I get a bunch of ads that I wouldn't necessarily call "spam", but their ads. I actually want to get some of them (they're sometimes relevant to my job), but it's always super-low priority. [...]
That's the really challenging part. Marketers were not that bad in the dawn of newspapers. They worsened steadily as TV took root. The Internet offered them a chance to get interactive, and they declined. It required legislative efforts to mandate opt-in/out, and (honest) spammers abode by with bad grace. Spammers don't know why their ads work, and don't want to. They turned marketing into a non-cooperative game.
In this scenario, knowing how many times people open what messages, Google can infer message scores. They are quite unable to make yes/no decisions, but they can order messages accordingly. I suspect that's the basic idea of their new tool, as long as something called "Inbox" can be considered new nowadays.
I also get [notes and transactions whose flow is wanting better coordination...]. I don't know practically how you'd do that, but I wouldn't mind if someone were to figure that out.

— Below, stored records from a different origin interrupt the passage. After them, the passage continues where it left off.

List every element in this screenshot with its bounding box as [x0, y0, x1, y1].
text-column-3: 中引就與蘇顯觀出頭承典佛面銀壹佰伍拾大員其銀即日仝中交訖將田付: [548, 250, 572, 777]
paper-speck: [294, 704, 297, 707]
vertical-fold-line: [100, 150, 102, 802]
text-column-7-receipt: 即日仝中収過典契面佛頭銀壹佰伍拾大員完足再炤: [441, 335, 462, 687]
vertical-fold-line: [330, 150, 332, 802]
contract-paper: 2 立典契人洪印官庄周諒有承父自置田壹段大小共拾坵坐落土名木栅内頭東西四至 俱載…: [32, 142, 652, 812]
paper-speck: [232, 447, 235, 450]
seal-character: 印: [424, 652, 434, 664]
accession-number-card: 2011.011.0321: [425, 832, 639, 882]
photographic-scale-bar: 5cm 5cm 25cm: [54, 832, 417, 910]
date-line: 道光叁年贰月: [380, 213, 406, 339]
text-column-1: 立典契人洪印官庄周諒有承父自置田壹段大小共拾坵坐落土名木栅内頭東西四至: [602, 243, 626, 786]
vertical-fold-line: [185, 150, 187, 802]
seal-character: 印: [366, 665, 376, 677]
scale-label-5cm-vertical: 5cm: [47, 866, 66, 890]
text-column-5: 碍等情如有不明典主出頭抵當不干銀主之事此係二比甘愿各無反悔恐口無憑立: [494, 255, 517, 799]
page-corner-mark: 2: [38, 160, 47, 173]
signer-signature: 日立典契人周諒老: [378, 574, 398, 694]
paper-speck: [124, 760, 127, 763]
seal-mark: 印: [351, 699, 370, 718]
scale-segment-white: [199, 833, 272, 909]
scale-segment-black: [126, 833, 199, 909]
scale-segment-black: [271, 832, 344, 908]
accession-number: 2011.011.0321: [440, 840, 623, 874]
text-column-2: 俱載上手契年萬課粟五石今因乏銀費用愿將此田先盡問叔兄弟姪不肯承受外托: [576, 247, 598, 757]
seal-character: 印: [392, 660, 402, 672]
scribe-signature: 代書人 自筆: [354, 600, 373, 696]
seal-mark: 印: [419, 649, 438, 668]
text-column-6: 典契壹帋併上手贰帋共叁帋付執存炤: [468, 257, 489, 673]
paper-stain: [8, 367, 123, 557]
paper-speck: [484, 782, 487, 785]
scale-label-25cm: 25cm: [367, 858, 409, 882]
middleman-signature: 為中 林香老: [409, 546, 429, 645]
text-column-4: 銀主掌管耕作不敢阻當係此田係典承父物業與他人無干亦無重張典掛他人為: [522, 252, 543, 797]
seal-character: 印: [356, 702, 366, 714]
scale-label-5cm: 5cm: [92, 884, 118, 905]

When there's cooperation, the settings that deliver best mutual benefit should be worked out by direct interaction, for the sake of effectiveness. That would put email back into its role of transport mechanism, where it belongs.
Analysis of the source code history of Bash shows the vulnerabilities had existed since version 1.03 of Bash released in September 1989.
That's the outcome of a limited analysis. Had they dug deeper, they would probably have concluded that such kind of vulnerability was already latent in Babbage's Difference engine, as well as in any man-made device. Don't misunderstand me, I don't mean that Nature makes no bugs :-/
The point with man-made stuff is that we are free to decide how to deal with it. No wait, that was supposed to be the point with free software. (Damn, I'm getting garbled, perhaps it's hypocaffeiniemia.) Really, bugs happen the same whether you're paid or not. Discovering such an old one takes an odd moment.